We acknowledge the team members for the “Ten Countries Study”: Devi Arikketh (India), Tester F Ashavaid (India), Nurul Atiqah (Malaysia), Shanthi Balasubramaniam (India), Dick C Chan (Australia), Nien-Tzu Chang (Taiwan), Thuy Can Do (Vietnam), Dong Zhao (China), Katrina L Ellis (Australia), Ki Hoon Han (South Korea), Sarah J Hardcastle (Australia), Cinthia E Jannes (Brazil), Alicezah Mohd Kassim (Malaysia), Zaliha Mohd Ismail (Malaysia), See Kwok (United Kingdom), Carolyn SP Lam (Singapore), Peter J Lansberg (the Netherlands), Michael Livingston (International FH Foundation), Manjeet Mehta (India), Lauretta Muir (New Zealand), Hoh Boon Peng (Malaysia), Alexandre C Pereira (Brazil), Thuhairah Hasrah Abdul Rahman (Malaysia), Anis Safura Ramli (Malaysia), Nandhini Rangarajan (India), Suraya Abdul Razak (Malaysia), Eric JG Sijbrands (the Netherlands), David R Sullivan (Australia), E Shyong Tai (Singapore), Hong Chan Tan (Singapore), Ishwar C Verma (India), Xue Wu (China).

Disclosure

Prof Santos has received honoraria and consulting fees from Amgen, Astra Zeneca, Biolab, Boehringer-Ingelheim, Eli-Lilly, Merck, Genzyme, Kowa, Sanofi/Regeneron, Torrent and Pfizer.
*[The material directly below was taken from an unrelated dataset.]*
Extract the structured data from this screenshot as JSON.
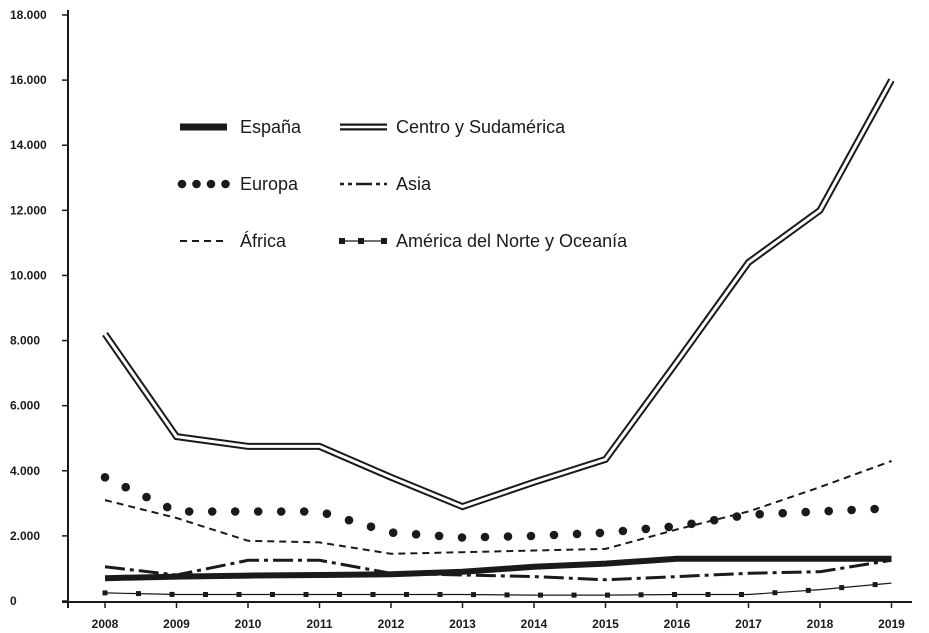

Prof Santos has also received research grants from Amgen, Sanofi/Regeneron and Genzyme. Prof Yamashita has received honoraria and consulting fees from Bayer, Kowa, Medicar Review, MSD, Sanwa-Kagaku, Skylight Biotec and Shionogi. Prof Yamashita has also received research grants from Japan Boehringer-Ingelheim, Kyowa Medex, Otsuka and scholarship grants from Astra Zeneca, Bayer, Japan Boehringer-Ingelheim, Kowa, Mochida, MSD, Ono, Sanwa-Kagaku and Takeda. All other authors declare no financial interests or potential conflicts of interest.

Funding

The “Ten Countries Study” was funded by the International Atherosclerosis Society (IAS) and Pfizer Independent Grants for Learning & Change (Grant ID: 10839501), and is being undertaken under the aegis of the FH Australasia Network (FHAN) and the Australian Atherosclerosis Society (AAS) Inc. We thank Ms Natasha Whitwell and Ms Jennifer Seabrook for their excellent assistance.